Actors may deliver impassioned speeches about achieving their “childhood dreams,” but we don’t often hear about how those sculpting wounds with clay and bubbling skin with latex are fulfilling their lifelong fantasies.
“Teenager treats” is how Pierre Olivier Persin, the special effects designer nominated for an Oscar for makeup and hairstyling for “The Substance,” described his work on the film, which involved two full-body prosthetics and countless other pieces and puppets. Mike Marino, the makeup designer for Sebastian Stan in “A Different Man,” nominated in the same category, described his childhood bedroom as a sort of cabinet of curiosities, filled with “jars of experiments and screaming Siamese twins.”

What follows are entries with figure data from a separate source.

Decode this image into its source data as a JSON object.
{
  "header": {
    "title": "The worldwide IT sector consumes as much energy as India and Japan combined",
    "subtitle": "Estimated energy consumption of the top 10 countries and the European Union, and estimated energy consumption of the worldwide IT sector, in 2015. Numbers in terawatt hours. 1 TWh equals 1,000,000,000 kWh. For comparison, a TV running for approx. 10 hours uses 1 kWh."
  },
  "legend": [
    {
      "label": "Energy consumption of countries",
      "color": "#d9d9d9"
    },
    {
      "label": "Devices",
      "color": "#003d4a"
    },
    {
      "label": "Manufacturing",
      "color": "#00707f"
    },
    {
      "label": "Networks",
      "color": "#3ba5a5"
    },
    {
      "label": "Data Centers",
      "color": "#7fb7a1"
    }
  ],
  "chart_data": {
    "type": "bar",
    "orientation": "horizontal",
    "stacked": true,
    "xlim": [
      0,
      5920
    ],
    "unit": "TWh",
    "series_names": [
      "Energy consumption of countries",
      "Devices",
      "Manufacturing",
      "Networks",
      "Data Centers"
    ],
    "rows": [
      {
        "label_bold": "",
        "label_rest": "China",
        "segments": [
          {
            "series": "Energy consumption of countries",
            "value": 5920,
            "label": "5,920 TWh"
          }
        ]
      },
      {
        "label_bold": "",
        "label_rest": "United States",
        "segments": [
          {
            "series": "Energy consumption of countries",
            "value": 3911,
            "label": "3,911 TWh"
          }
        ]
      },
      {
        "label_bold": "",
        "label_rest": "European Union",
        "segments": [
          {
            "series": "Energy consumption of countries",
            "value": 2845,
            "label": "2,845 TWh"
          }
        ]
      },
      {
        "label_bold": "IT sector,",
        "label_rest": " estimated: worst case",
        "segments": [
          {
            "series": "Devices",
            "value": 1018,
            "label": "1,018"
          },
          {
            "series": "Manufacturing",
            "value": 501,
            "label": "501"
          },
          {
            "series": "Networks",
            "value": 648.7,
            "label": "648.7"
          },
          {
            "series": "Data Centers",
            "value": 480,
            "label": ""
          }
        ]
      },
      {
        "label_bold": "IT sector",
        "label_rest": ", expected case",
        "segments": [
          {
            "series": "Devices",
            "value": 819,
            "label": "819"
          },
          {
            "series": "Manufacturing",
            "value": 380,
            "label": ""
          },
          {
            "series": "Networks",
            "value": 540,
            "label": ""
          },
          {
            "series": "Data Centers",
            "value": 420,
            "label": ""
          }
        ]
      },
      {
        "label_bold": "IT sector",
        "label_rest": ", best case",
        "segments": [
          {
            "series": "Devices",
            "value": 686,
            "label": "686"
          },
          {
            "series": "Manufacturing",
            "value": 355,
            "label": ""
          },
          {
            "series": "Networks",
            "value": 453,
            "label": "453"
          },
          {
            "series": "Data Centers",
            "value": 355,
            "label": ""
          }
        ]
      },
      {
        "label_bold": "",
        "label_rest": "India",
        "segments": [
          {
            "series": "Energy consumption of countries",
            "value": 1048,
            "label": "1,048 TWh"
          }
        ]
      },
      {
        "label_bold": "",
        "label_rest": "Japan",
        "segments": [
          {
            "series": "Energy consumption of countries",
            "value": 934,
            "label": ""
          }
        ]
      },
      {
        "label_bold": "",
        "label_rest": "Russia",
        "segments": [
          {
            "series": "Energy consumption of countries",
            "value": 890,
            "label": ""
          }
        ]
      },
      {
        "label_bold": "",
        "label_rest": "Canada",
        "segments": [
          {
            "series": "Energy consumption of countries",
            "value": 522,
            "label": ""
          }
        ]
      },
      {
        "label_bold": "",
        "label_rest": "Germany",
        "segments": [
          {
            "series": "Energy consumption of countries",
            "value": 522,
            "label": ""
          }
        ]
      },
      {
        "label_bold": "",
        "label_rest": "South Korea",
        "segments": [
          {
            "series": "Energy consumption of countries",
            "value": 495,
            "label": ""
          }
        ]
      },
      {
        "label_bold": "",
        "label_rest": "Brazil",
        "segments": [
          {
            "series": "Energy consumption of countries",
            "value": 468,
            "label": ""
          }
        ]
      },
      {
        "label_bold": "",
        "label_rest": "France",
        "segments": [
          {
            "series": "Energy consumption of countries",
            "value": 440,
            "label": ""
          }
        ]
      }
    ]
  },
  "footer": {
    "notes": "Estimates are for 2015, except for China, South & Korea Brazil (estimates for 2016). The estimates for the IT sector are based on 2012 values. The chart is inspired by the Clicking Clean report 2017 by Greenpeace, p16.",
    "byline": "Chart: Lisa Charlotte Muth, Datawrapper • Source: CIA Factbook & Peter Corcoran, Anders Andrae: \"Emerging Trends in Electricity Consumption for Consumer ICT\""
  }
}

It’s a particularly exciting year for makeup and hairstyling nominees: buckets of blood and pus-filled injections in “The Substance”; face tumors sloughing off like jelly in “A Different Man”; green witches and blue horses in “Wicked”; a vampire shriveling away in “Nosferatu”; and a menacing drug lord created with facial prosthetics in “Emilia Pérez.”
While in years past the category has sometimes leaned toward honoring the subtle transformations of delicately coifed period hairstyles, these nominees reflect a year that relied heavily on the use of makeup to create practical special effects.
Once upon a time, most special effects were achieved with makeup. Think “An American Werewolf in London” (1981), “The Fly” (1986), “Beetlejuice” (1988): All the various monsters, mutations and marvels in these films were largely created with latex, foam and human hands. Then, in the early 2000s, studios became more reliant on computers to digitally generate these effects.